I've left the box of soup near your shoes (Tom D.), Friday, 10 May 2024 15:05 (six days ago) link

and so he was the American Keith Moon. Came up around the same time, and while he might have heard Moon in 65 and was duly influenced enuff to up his game, he's for sure his own man.

As Dave Marsh (and Tarfumes too, if he still posted) would tell you, Detroit was one of the first markets to embrace The Who when their records initially hit the states, so he was probably pretty aware of Moon in '65.

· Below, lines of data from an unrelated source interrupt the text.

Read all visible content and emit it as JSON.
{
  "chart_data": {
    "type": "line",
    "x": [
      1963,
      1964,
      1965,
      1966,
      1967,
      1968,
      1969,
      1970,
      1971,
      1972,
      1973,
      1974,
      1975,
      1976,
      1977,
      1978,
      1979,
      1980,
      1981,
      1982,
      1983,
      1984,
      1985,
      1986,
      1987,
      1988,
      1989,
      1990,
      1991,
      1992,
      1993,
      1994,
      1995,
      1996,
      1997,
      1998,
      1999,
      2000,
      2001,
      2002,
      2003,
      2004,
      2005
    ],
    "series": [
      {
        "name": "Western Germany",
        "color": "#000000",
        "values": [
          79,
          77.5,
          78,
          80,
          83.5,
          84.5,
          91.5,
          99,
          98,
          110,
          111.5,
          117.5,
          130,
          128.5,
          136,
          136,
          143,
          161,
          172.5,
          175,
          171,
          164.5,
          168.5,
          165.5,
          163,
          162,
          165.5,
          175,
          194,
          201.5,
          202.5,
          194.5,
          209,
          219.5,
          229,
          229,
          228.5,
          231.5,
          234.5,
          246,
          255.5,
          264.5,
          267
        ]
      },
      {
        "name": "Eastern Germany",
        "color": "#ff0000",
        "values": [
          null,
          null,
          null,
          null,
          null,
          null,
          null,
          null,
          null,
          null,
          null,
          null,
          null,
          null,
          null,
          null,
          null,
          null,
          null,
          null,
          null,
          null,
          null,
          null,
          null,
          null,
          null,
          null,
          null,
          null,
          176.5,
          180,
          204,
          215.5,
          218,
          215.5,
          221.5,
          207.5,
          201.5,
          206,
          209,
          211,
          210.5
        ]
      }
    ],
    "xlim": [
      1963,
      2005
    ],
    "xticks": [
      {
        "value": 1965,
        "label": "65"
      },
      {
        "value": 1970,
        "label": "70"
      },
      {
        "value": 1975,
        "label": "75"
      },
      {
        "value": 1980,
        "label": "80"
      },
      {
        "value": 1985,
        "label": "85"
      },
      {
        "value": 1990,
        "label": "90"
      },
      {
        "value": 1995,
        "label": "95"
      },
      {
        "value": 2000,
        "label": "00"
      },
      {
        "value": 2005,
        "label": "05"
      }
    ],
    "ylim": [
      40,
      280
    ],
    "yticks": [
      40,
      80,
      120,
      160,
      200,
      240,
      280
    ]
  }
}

Also worth noting that The Who played Ann Arbor on their first US tour in 1967 and this '68 show took place before Kick Out The Jams was even released

https://recordmecca.com/wp-content/uploads/mqc/1052_large_1.jpg

Elvis Telecom, Friday, 10 May 2024 22:07 (six days ago) link

Did anyone in the group ever confirm or discuss how "Come Together" is based on "I Can See for Miles"? Given their knowledge of jazz (and how they clearly drew from it), I imagine they figured it was obvious what they were doing, similar to the way original jazz compositions can be rewrites old standards.

birdistheword, Saturday, 11 May 2024 03:52 (five days ago) link

I do not envy the Troggs having to follow the MC5 on that show

JRN, Saturday, 11 May 2024 04:19 (five days ago) link

good lord that bill

Western® with Bacon Flavor, Saturday, 11 May 2024 04:56 (five days ago) link

I Want You (Right Now) was a rewrite of the Troggs song I Want You apparently. Shows the process just mentioned.

Stevo, Saturday, 11 May 2024 10:25 (five days ago) link

from several good posts, incl. links, on Rolling Obit:

I worked for BOMP/Alive Records in the mid-1990s when they were releasing that series of sourced-from-bad-tapes MC5 and MC5-adjacent stuff. Much of material came from John Sinclair but Kramer would come by the offices to tacitly sign-off. Really nice guy - intense and super-driven. He had just moved to LA, re-connected with Mick Farren, and was playing gigs all over Los Angeles while working on what would be his first album for Epitaph, The Hard Stuff. Most often, the gigs would just be him and a drummer. Sometimes a sax player. Occasionally Farren would come up for a ten minute ramble while they backed him up. Every gig, regardless of how decrepit the punk bar was, was the Grande Ballroom in '68 - an all-out *performance*. LA in the 90s was awash in unemployed guitarists and a middle-age bald dude was wiping the floor with them with shows that were actually thrilling.

The MC5: A True Testimonial documentary is a must watch. I was lucky to be at the premiere for it at the Arclight. Back then most folks had never seen the Wayne State footage before, and on a giant screen at full volume it was as life-changing as Star Wars.